Et ce, malgré les avertissements répétés de la secrétaire d’État au Trésor, Janet Yellen, selon lesquels l’absence de relèvement aurait des conséquences «catastrophiques» si le gouvernement américain faisait défaut sur sa dette. Les républicains ont refusé de voter en faveur de ce relèvement au motif que cela reviendrait à approuver le programme de dépenses des démocrates. En fait, le relèvement du plafond n’autorise pas de nouvelles dépenses, il rend simplement possibles les dépenses votées par le Congrès.

S’adressant à une conférence d’affaires à la suite de son témoignage devant la commission bancaire du Sénat, Yellen a déclaré qu’un Congrès dysfonctionnel pourrait constituer une menace plus importante pour l’économie américaine que la pandémie.

Le président de la Réserve fédérale de New York, John Williams, a prévenu que si aucun accord n’était conclu, les investisseurs deviendraient «extrêmement nerveux», ce qui entraînerait une «réaction extrême des marchés».

La nervosité des marchés financiers est aggravée par les problèmes financiers et économiques croissants de la Chine. Si le sentiment général est que les problèmes qui entourent le promoteur immobilier Evergrande, criblé de dettes, peuvent être maîtrisés – ce qui n’est pas du tout certain – d’autres problèmes apparaissent.

Cette semaine, l’indice officiel des directeurs d’achat de l’industrie manufacturière chinoise, un indicateur de l’activité des usines, est tombé à 49,6 en septembre. C’est la première fois qu’il est passé sous la barre des 50 points qui marque la limite entre contraction et expansion, depuis le début de la pandémie en février 2020.

Cette baisse est le produit de graves pénuries d’électricité et d’un ralentissement dans le secteur de l’immobilier.

Les pénuries d’électricité ont touché au moins 10 provinces chinoises. Les compagnies d’électricité n’ont pas été en mesure de répondre à la demande croissante des industries en raison de la hausse du prix du charbon et d’autres sources d’énergie, ainsi qu’à cause de l’augmentation des coûts imposés pour atteindre les objectifs du gouvernement en matière d’émissions.

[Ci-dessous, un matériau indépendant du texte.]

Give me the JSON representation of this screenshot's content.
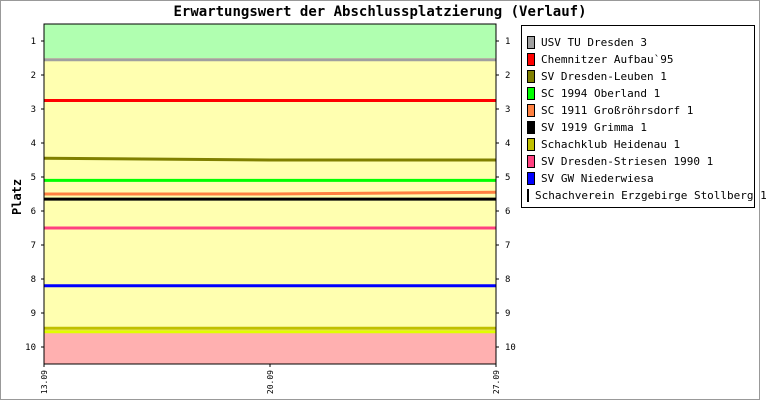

En début de semaine, Bloomberg a rapporté que les principales entreprises publiques du secteur de l’énergie – charbon, électricité et pétrole – avaient reçu l’ordre de garantir l’approvisionnement pour l’hiver «à tout prix», la directive émanant du vice-premier ministre Han Zhen qui est responsable du secteur énergétique et de la production industrielle du pays.

L’économiste en chef pour la Chine de la société financière japonaise Nomura, Ting Lu, a déclaré au FT que les problèmes d’électricité en Chine ont peut-être été sous-estimés en raison de l’attention portée à Evergrande.

«Le choc de l’approvisionnement en électricité dans la deuxième plus grande économie et le plus grand fabricant du monde se répercutera sur les marchés mondiaux», a-t-il déclaré.